Sehr frei nach einem Spruch aus "Die Kraniche des Ibykus" vom Dichterfürsten Friedrich von Schiller möchte ich eine kleine Reihe von Bewertungen über Brauereien beginnen.
Weniger über die ganz Großen, welche ihre Produkte in so ziemlich jedem Getränkemarkt des Landes präsentieren, sondern über kleine bis mittelgroße Produzenten, die sich der Bierherstellung unter dem neudeutschen Oberbegriff "Craft-Beer" verschrieben... weiterlesen haben, aber auch durchaus einfach nur Pils, Helles oder Bockbier brauen.
Von Paderborn nach Berlin gereist bleibe ich noch ein wenig in der Hauptstadt, es gibt hier einige bemerkenswerte Brauereien zu beschreiben, deren Biere ich verkosten konnte.
Berlin ist für den Sachsen ja nicht gerade Heimatgebiet, wie die bereits 1979 vom Leipziger Kabarettisten Jürgen Hart veröffentliche heimliche Sachsen-Hymne verdeutlicht.
Achtung, Nichtsachsen ( also die deutliche Mehrheit ), ihr müsst jetz mal für einige Zeilen ganz stark sein:
"Doch gommdr Sachse nach Berlin
Da gönn'se ihn nich leiden
Da wollnsem eene drieberziehn
Da wollnse midm schdreiden!
Und dudmern ooch verscheißern
Sein Liedchen singdr eisern! "
Vergeben und vergessen, das heutige Berlin ist längst ein anderes als die ehemalige Hauptstadt der größten DDR der Welt und die ungeliebten Sachsen von früher kommen heute eher aus Süddeutschland, Stichwort " "Wir können alles. Außer Hochdeutsch" . Mehr Worte dazu verlieren hieße, rote Bären nach Spreeathen zu tragen.

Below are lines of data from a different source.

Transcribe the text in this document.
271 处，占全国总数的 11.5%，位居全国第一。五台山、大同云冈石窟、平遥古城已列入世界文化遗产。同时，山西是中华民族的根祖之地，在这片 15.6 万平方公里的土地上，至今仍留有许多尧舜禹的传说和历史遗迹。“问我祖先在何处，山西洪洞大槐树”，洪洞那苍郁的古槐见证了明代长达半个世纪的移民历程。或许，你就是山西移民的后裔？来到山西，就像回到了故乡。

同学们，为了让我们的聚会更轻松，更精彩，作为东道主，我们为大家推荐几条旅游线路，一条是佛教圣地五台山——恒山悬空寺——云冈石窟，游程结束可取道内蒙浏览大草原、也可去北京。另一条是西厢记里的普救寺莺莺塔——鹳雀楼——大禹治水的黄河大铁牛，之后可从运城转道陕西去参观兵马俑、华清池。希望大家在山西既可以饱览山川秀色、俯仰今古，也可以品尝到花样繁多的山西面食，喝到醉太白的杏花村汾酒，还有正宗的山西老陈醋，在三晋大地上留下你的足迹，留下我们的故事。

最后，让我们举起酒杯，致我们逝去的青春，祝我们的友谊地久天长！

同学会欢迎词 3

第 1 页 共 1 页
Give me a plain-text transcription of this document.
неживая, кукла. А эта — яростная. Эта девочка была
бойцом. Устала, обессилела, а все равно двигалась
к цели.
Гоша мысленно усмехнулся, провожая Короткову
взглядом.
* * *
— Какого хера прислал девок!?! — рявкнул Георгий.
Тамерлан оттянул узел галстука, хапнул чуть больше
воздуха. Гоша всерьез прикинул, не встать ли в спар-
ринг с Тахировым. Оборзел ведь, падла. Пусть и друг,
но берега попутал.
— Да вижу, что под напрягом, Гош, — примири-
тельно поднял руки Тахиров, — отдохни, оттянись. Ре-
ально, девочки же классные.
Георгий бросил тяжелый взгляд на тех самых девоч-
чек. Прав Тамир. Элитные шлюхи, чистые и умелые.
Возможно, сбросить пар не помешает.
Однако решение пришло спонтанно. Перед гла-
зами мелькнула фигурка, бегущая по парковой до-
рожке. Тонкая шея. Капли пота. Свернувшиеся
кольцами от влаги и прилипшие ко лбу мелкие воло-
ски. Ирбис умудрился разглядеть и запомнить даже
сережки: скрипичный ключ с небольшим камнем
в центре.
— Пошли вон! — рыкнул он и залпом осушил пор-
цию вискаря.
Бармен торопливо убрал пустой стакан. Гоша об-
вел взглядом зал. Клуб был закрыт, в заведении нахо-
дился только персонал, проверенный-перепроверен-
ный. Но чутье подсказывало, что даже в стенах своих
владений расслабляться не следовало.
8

Deshalb zum eigentlichen Zweck der Bewertung, dem Bier.
Heute besuche ich virtuell , aber mit dem echten Gebräu vor mir einen ganz tollen Laden.
Ganz unberlinerisch nennt sich diese Brauerei "Stone Brewing GmbH".
Nun gut, die bundesdeutsche Hauptstadt ist international, der Name der Braustätte sei also nicht gleich in den Anglizismentopf geworfen. Zumal es einen guten Grund hatte, einen englischen Namen zu wählen: Der Chef vom Ganzen stammt aus Kalifornien und hat dort 1996 mit dem Bier brauen angefangen, um den Amerikanern beizubringen, dass es auch richtiges Bier gibt. Er tut es in den USA immer noch, im Gegensatz zu Berlin - dazu später mehr.
Greg Koch, so heißt der aus San Diego stammende Mann, machte sich also auf, Europa zu erobern. Wo konnte das besser gelingen, als in einer Nation von Biertrinkern wie Deutschland, und wenn schon, dann gleich ins Zentrum des Wahnsinns.
Allerdings nicht ins Stadtzentrum von Berlin, sondern in ein weit draußen liegendes ehemaliges Gaswerk im Stadtteil Mariendorf.
Hier wurden satte 25 Millionen Euro investiert und im September 2016 eröffnete eine moderne Brauerei nebst großem Restaurant und Biergarten für bis zu 1200 Gäste.
Neben zahlreichen und diversen anderen Marken wird hier natürlich das selbst gebraute Bier ausgeschenkt, es gibt ausschließlich Craft-Biere, vier IPAs, ein Pale Ale, ein Pils, ein American Strong Ale und als Reminiszenz an den Brauort eine Berliner Weiße aus eigener Stone-Brewing- Produktion.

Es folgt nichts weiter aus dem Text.